Ingredients
1 whole rooster (about 500 g / 1 lb), 20 Sichuan peppercorns, 25 g (about 2 tablespoons) broth.
Seasonings
25 g scallions, 25 g soy sauce, 5 g MSG, 5 g salt, 10 g sesame oil, 10 g white sugar.
Instructions
1. Remove the feathers and innards from the chicken, discarding the head, feet, and gizzard, then rinse thoroughly and pluck any remaining fine hairs; place the chicken in a pot of boiling water and cook for 15 minutes, add some cold water and cook for another 15 minutes, until a bamboo skewer inserted into the thigh comes out without any blood—this indicates the chicken is fully cooked; then remove it and soak in cold boiled water until completely cool, take it out, let the skin dry, and brush with a little sesame oil.

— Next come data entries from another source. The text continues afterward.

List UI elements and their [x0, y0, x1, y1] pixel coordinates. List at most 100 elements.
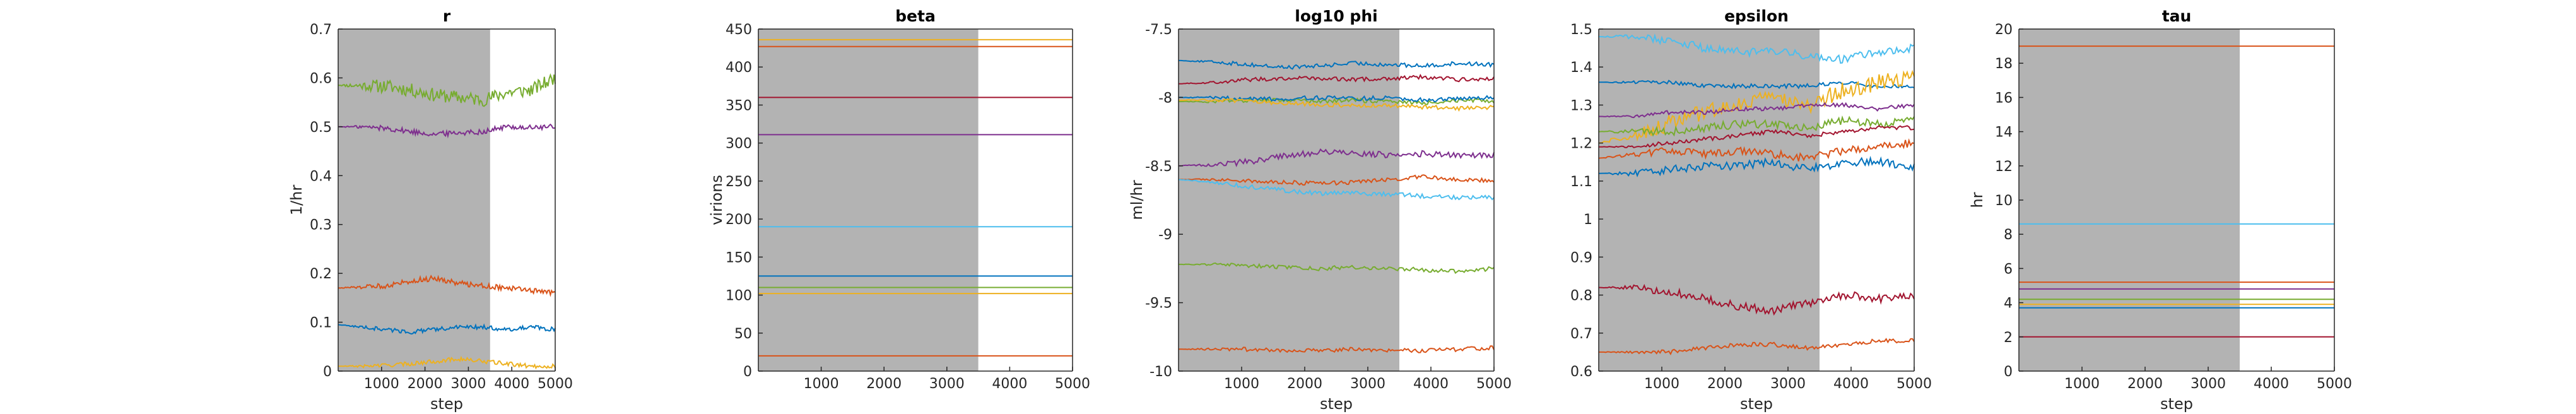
y-tick-label: 450: [726, 22, 752, 38]
y-tick-label: 1.1: [1570, 174, 1592, 190]
y-tick-label: 0.2: [310, 266, 332, 282]
series-line: [1178, 179, 1495, 201]
y-tick-label: 16: [1995, 90, 2013, 106]
x-axis-label: step: [1740, 395, 1773, 413]
y-tick-label: 20: [1995, 22, 2013, 38]
x-tick-label: 5000: [1476, 376, 1512, 392]
series-line: [1599, 102, 1915, 119]
y-tick-label: 0: [2004, 364, 2013, 380]
y-tick-label: 50: [734, 326, 752, 342]
x-tick-label: 1000: [364, 376, 399, 392]
y-tick-label: 4: [2004, 296, 2013, 312]
y-tick-label: -9.5: [1145, 296, 1172, 312]
x-axis-label: step: [430, 395, 463, 413]
x-tick-label: 3000: [929, 376, 965, 392]
series-line: [1598, 138, 1915, 162]
series-line: [338, 73, 556, 107]
y-tick-label: -8: [1158, 90, 1172, 106]
y-tick-label: 1.4: [1570, 60, 1592, 76]
y-tick-label: 350: [726, 98, 752, 114]
panel-2: 1000 2000 3000 4000 5000 -10 -9.5 -9 -8.5 -8 -7.5 l…: [1128, 7, 1512, 413]
panel-title: beta: [895, 7, 936, 25]
burn-in-shade: [758, 29, 979, 371]
x-tick-label: 2000: [866, 376, 902, 392]
burn-in-shade: [1179, 29, 1399, 371]
x-tick-label: 5000: [1897, 376, 1932, 392]
y-tick-label: 0.8: [1570, 288, 1592, 304]
panel-title: r: [443, 7, 451, 25]
y-tick-label: 0.4: [310, 169, 332, 184]
series-line: [1178, 345, 1495, 353]
y-tick-label: 150: [726, 250, 752, 266]
y-tick-label: 0.9: [1570, 250, 1592, 266]
burn-in-shade: [1599, 29, 1820, 371]
y-tick-label: 1.2: [1570, 136, 1592, 152]
series-line: [1179, 262, 1495, 275]
y-tick-label: -8.5: [1145, 159, 1172, 175]
y-axis-label: ml/hr: [1128, 180, 1146, 220]
x-tick-label: 3000: [2191, 376, 2226, 392]
y-tick-label: 300: [726, 136, 752, 152]
x-tick-label: 4000: [2254, 376, 2289, 392]
y-tick-label: 0.6: [310, 71, 332, 86]
series-line: [1178, 98, 1495, 112]
series-line: [1598, 115, 1915, 137]
y-tick-label: 0.3: [310, 218, 332, 234]
x-tick-label: 1000: [2064, 376, 2100, 392]
x-tick-label: 3000: [1770, 376, 1806, 392]
series-line: [1598, 33, 1915, 64]
x-tick-label: 4000: [1413, 376, 1449, 392]
series-line: [1598, 69, 1915, 144]
x-tick-label: 3000: [1350, 376, 1385, 392]
x-tick-label: 4000: [1833, 376, 1869, 392]
x-tick-label: 2000: [2127, 376, 2163, 392]
y-tick-label: 12: [1995, 159, 2013, 175]
panel-title: epsilon: [1724, 7, 1789, 25]
x-tick-label: 2000: [408, 376, 443, 392]
panel-3: 1000 2000 3000 4000 5000 0.6 0.7 0.8 0.9 1 1.1 1.2 1…: [1570, 7, 1932, 413]
x-axis-label: step: [1320, 395, 1353, 413]
y-tick-label: 1.3: [1570, 98, 1592, 114]
y-tick-label: 0: [743, 364, 752, 380]
x-tick-label: 5000: [1055, 376, 1090, 392]
y-tick-label: -9: [1158, 227, 1172, 243]
y-tick-label: 100: [726, 288, 752, 304]
y-tick-label: 400: [726, 60, 752, 76]
burn-in-shade: [338, 29, 490, 371]
x-tick-label: 4000: [494, 376, 529, 392]
series-line: [1178, 148, 1495, 167]
y-tick-label: -7.5: [1145, 22, 1172, 38]
y-tick-label: 2: [2004, 330, 2013, 346]
series-line: [1599, 80, 1915, 90]
y-tick-label: 18: [1995, 56, 2013, 72]
series-line: [1598, 125, 1915, 148]
series-line: [338, 275, 556, 297]
y-axis-label: hr: [1968, 192, 1986, 208]
series-line: [1599, 338, 1915, 355]
y-tick-label: 1.5: [1570, 22, 1592, 38]
x-tick-label: 2000: [1287, 376, 1322, 392]
x-tick-label: 4000: [992, 376, 1027, 392]
y-tick-label: 8: [2004, 227, 2013, 243]
x-tick-label: 1000: [804, 376, 839, 392]
y-tick-label: 0.5: [310, 120, 332, 136]
series-line: [338, 355, 556, 370]
panel-title: log10 phi: [1295, 7, 1377, 25]
series-line: [1179, 97, 1495, 106]
x-tick-label: 2000: [1707, 376, 1743, 392]
x-tick-label: 3000: [450, 376, 486, 392]
series-line: [1178, 174, 1495, 186]
series-line: [1598, 155, 1915, 177]
y-tick-label: 0.6: [1570, 364, 1592, 380]
x-tick-label: 5000: [2317, 376, 2352, 392]
y-tick-label: 0.7: [310, 22, 332, 38]
y-tick-label: 0.7: [1570, 326, 1592, 342]
y-tick-label: 10: [1995, 193, 2013, 209]
x-axis-label: step: [2160, 395, 2193, 413]
y-tick-label: 0: [323, 364, 332, 380]
x-tick-label: 5000: [538, 376, 573, 392]
panel-title: tau: [2162, 7, 2192, 25]
panel-0: 1000 2000 3000 4000 5000 0 0.1 0.2 0.3 0.4 0.5 0.6 0…: [288, 7, 573, 413]
y-tick-label: 6: [2004, 261, 2013, 277]
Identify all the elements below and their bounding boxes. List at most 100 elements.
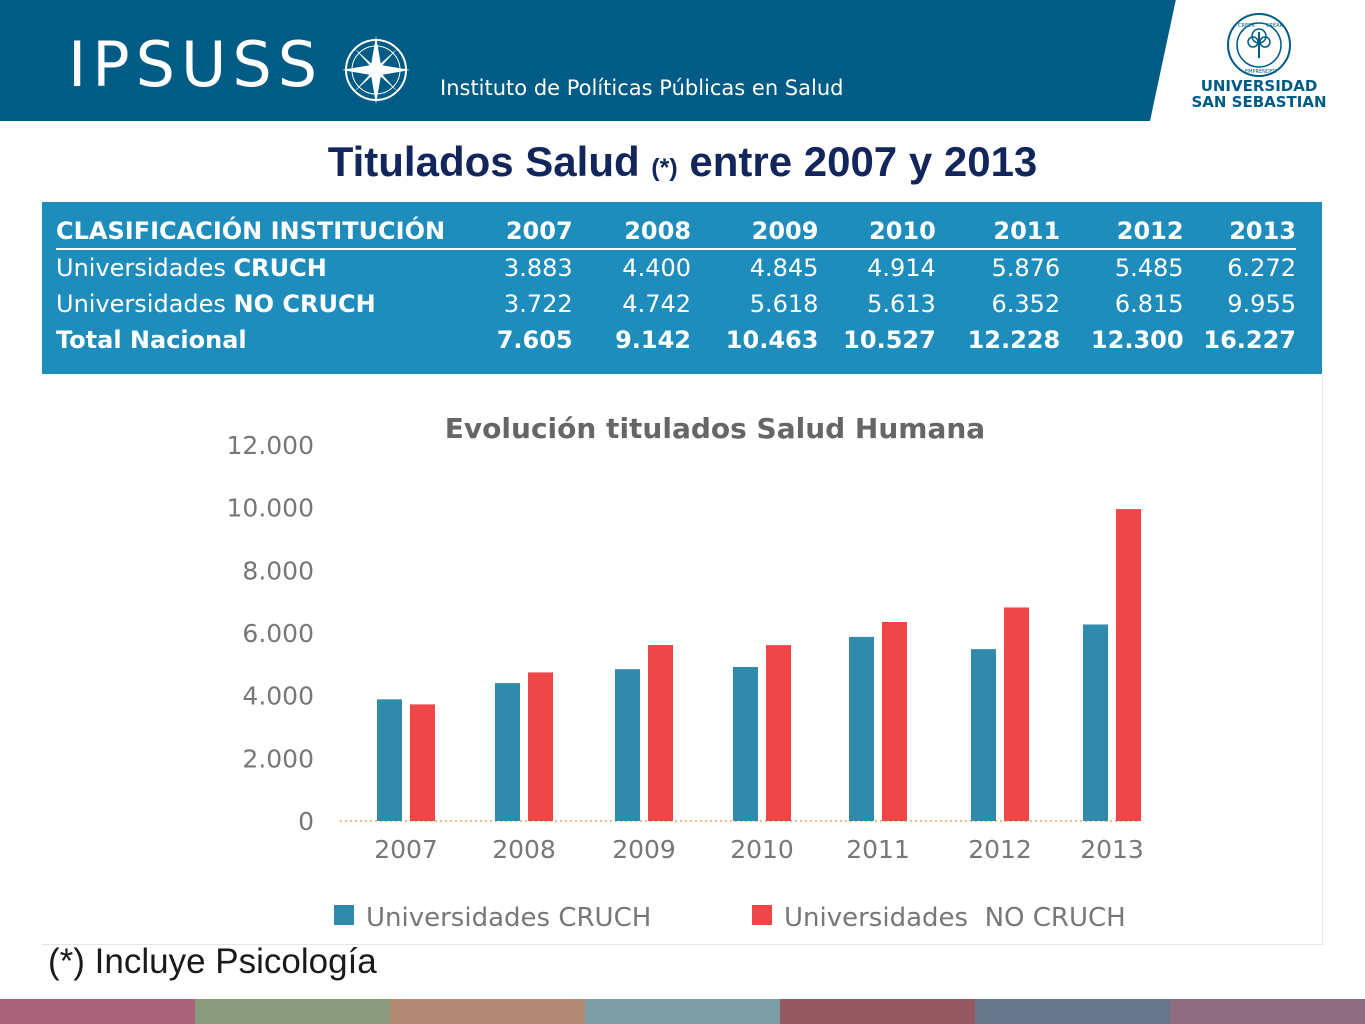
table-cell: 6.352 bbox=[991, 290, 1061, 318]
y-tick-label: 4.000 bbox=[242, 682, 314, 711]
seal-text-creer: CREER bbox=[1238, 23, 1255, 29]
table-header-cell: 2008 bbox=[572, 214, 692, 250]
y-tick-label: 6.000 bbox=[242, 619, 314, 648]
chart-title: Evolución titulados Salud Humana bbox=[445, 412, 985, 445]
legend-label: Universidades CRUCH bbox=[366, 903, 651, 933]
legend-swatch bbox=[752, 905, 772, 925]
table-cell: 5.613 bbox=[867, 290, 936, 318]
color-stripe bbox=[975, 999, 1170, 1024]
legend-label: Universidades NO CRUCH bbox=[784, 903, 1126, 933]
chart-panel bbox=[42, 374, 1323, 945]
institute-subtitle: Instituto de Políticas Públicas en Salud bbox=[440, 76, 844, 100]
table-cell: 4.845 bbox=[749, 254, 819, 282]
table-cell: 7.605 bbox=[496, 326, 573, 354]
title-pre: Titulados Salud bbox=[327, 138, 652, 185]
y-tick-label: 0 bbox=[298, 807, 314, 836]
table-cell: 12.300 bbox=[1090, 326, 1184, 354]
data-table: CLASIFICACIÓN INSTITUCIÓN 2007 2008 2009… bbox=[56, 214, 1296, 358]
bar-no-cruch-2010 bbox=[766, 645, 791, 821]
bar-cruch-2013 bbox=[1083, 624, 1108, 821]
compass-icon bbox=[342, 36, 410, 104]
color-stripe bbox=[1170, 999, 1365, 1024]
header-bar bbox=[0, 0, 1365, 121]
x-tick-label: 2012 bbox=[968, 835, 1032, 864]
x-tick-label: 2008 bbox=[492, 835, 556, 864]
table-header-cell: 2010 bbox=[818, 214, 936, 250]
table-header-row: CLASIFICACIÓN INSTITUCIÓN 2007 2008 2009… bbox=[56, 214, 1296, 250]
table-cell: 6.272 bbox=[1227, 254, 1296, 282]
seal-text-emprender: EMPRENDER bbox=[1245, 69, 1277, 75]
bar-no-cruch-2009 bbox=[648, 644, 673, 821]
table-cell: 6.815 bbox=[1114, 290, 1184, 318]
y-tick-label: 12.000 bbox=[227, 431, 314, 460]
seal-text-crear: CREAR bbox=[1266, 23, 1284, 29]
slide-title: Titulados Salud (*) entre 2007 y 2013 bbox=[0, 138, 1365, 186]
table-cell: 9.142 bbox=[615, 326, 692, 354]
title-post: entre 2007 y 2013 bbox=[677, 138, 1038, 185]
color-stripe bbox=[390, 999, 585, 1024]
bar-cruch-2009 bbox=[615, 669, 640, 821]
ipsuss-logo-text: IPSUSS bbox=[68, 28, 324, 101]
bar-cruch-2012 bbox=[971, 649, 996, 821]
x-tick-label: 2011 bbox=[846, 835, 910, 864]
bar-cruch-2008 bbox=[495, 683, 520, 821]
label-bold: CRUCH bbox=[233, 254, 327, 282]
bar-cruch-2007 bbox=[377, 699, 402, 821]
color-stripe bbox=[195, 999, 390, 1024]
table-cell: 9.955 bbox=[1227, 290, 1296, 318]
table-total-row: Total Nacional 7.605 9.142 10.463 10.527… bbox=[56, 322, 1296, 358]
table-cell: 4.742 bbox=[622, 290, 692, 318]
bar-no-cruch-2013 bbox=[1116, 509, 1141, 821]
table-cell: 12.228 bbox=[967, 326, 1061, 354]
color-stripe bbox=[0, 999, 195, 1024]
table-cell: 5.618 bbox=[749, 290, 819, 318]
bar-no-cruch-2011 bbox=[882, 621, 907, 821]
label-bold: NO CRUCH bbox=[233, 290, 376, 318]
table-cell: 3.722 bbox=[503, 290, 573, 318]
footnote: (*) Incluye Psicología bbox=[48, 942, 377, 981]
university-panel bbox=[1150, 0, 1365, 121]
y-tick-label: 2.000 bbox=[242, 744, 314, 773]
university-line1: UNIVERSIDAD bbox=[1200, 77, 1318, 95]
table-header-cell: CLASIFICACIÓN INSTITUCIÓN bbox=[56, 214, 478, 250]
bar-cruch-2010 bbox=[733, 667, 758, 821]
table-header-cell: 2009 bbox=[691, 214, 819, 250]
table-cell: 10.463 bbox=[725, 326, 819, 354]
bar-chart: Evolución titulados Salud Humana 0 2.000 4.… bbox=[227, 412, 1144, 933]
title-asterisk: (*) bbox=[651, 154, 678, 182]
y-tick-label: 8.000 bbox=[242, 556, 314, 585]
bar-no-cruch-2007 bbox=[410, 704, 435, 821]
table-row: Universidades CRUCH 3.883 4.400 4.845 4.… bbox=[56, 249, 1296, 286]
x-tick-label: 2010 bbox=[730, 835, 794, 864]
table-header-cell: 2007 bbox=[477, 214, 573, 250]
label-plain: Universidades bbox=[56, 290, 234, 318]
table-row-label: Universidades NO CRUCH bbox=[56, 286, 477, 322]
table-cell: 16.227 bbox=[1203, 326, 1296, 354]
table-cell: 3.883 bbox=[503, 254, 573, 282]
table-header-cell: 2012 bbox=[1060, 214, 1184, 250]
color-stripe bbox=[585, 999, 780, 1024]
bottom-color-stripes bbox=[0, 999, 1365, 1024]
table-row-label: Total Nacional bbox=[56, 322, 477, 358]
university-name: UNIVERSIDAD SAN SEBASTIAN bbox=[1184, 78, 1334, 110]
table-cell: 4.400 bbox=[622, 254, 692, 282]
y-tick-label: 10.000 bbox=[227, 494, 314, 523]
university-seal-icon: CREER CREAR EMPRENDER bbox=[1227, 13, 1291, 77]
table-row-label: Universidades CRUCH bbox=[56, 249, 477, 286]
table-header-cell: 2013 bbox=[1183, 214, 1296, 250]
label-bold: Total Nacional bbox=[56, 326, 247, 354]
table-cell: 5.485 bbox=[1114, 254, 1184, 282]
table-cell: 4.914 bbox=[867, 254, 936, 282]
table-header-cell: 2011 bbox=[935, 214, 1061, 250]
x-tick-label: 2007 bbox=[374, 835, 438, 864]
table-cell: 10.527 bbox=[843, 326, 936, 354]
table-row: Universidades NO CRUCH 3.722 4.742 5.618… bbox=[56, 286, 1296, 322]
bar-cruch-2011 bbox=[849, 636, 874, 821]
legend-swatch bbox=[334, 905, 354, 925]
bar-no-cruch-2008 bbox=[528, 672, 553, 821]
label-plain: Universidades bbox=[56, 254, 234, 282]
table-cell: 5.876 bbox=[991, 254, 1061, 282]
x-tick-label: 2013 bbox=[1080, 835, 1144, 864]
university-line2: SAN SEBASTIAN bbox=[1191, 93, 1327, 111]
x-tick-label: 2009 bbox=[612, 835, 676, 864]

2. Finely chop the scallions and Sichuan peppercorns together, then combine with scallions, soy sauce, broth, MSG, salt, sesame oil, and white sugar to make the sauce.
3. Remove the bones from the cooked chicken that has been brushed with sesame oil, chop into pieces, and arrange on a plate. Pour the prepared sauce over the top and mix well before serving. This dish has a fragrant scallion and Sichuan pepper aroma, with a light and refreshing taste.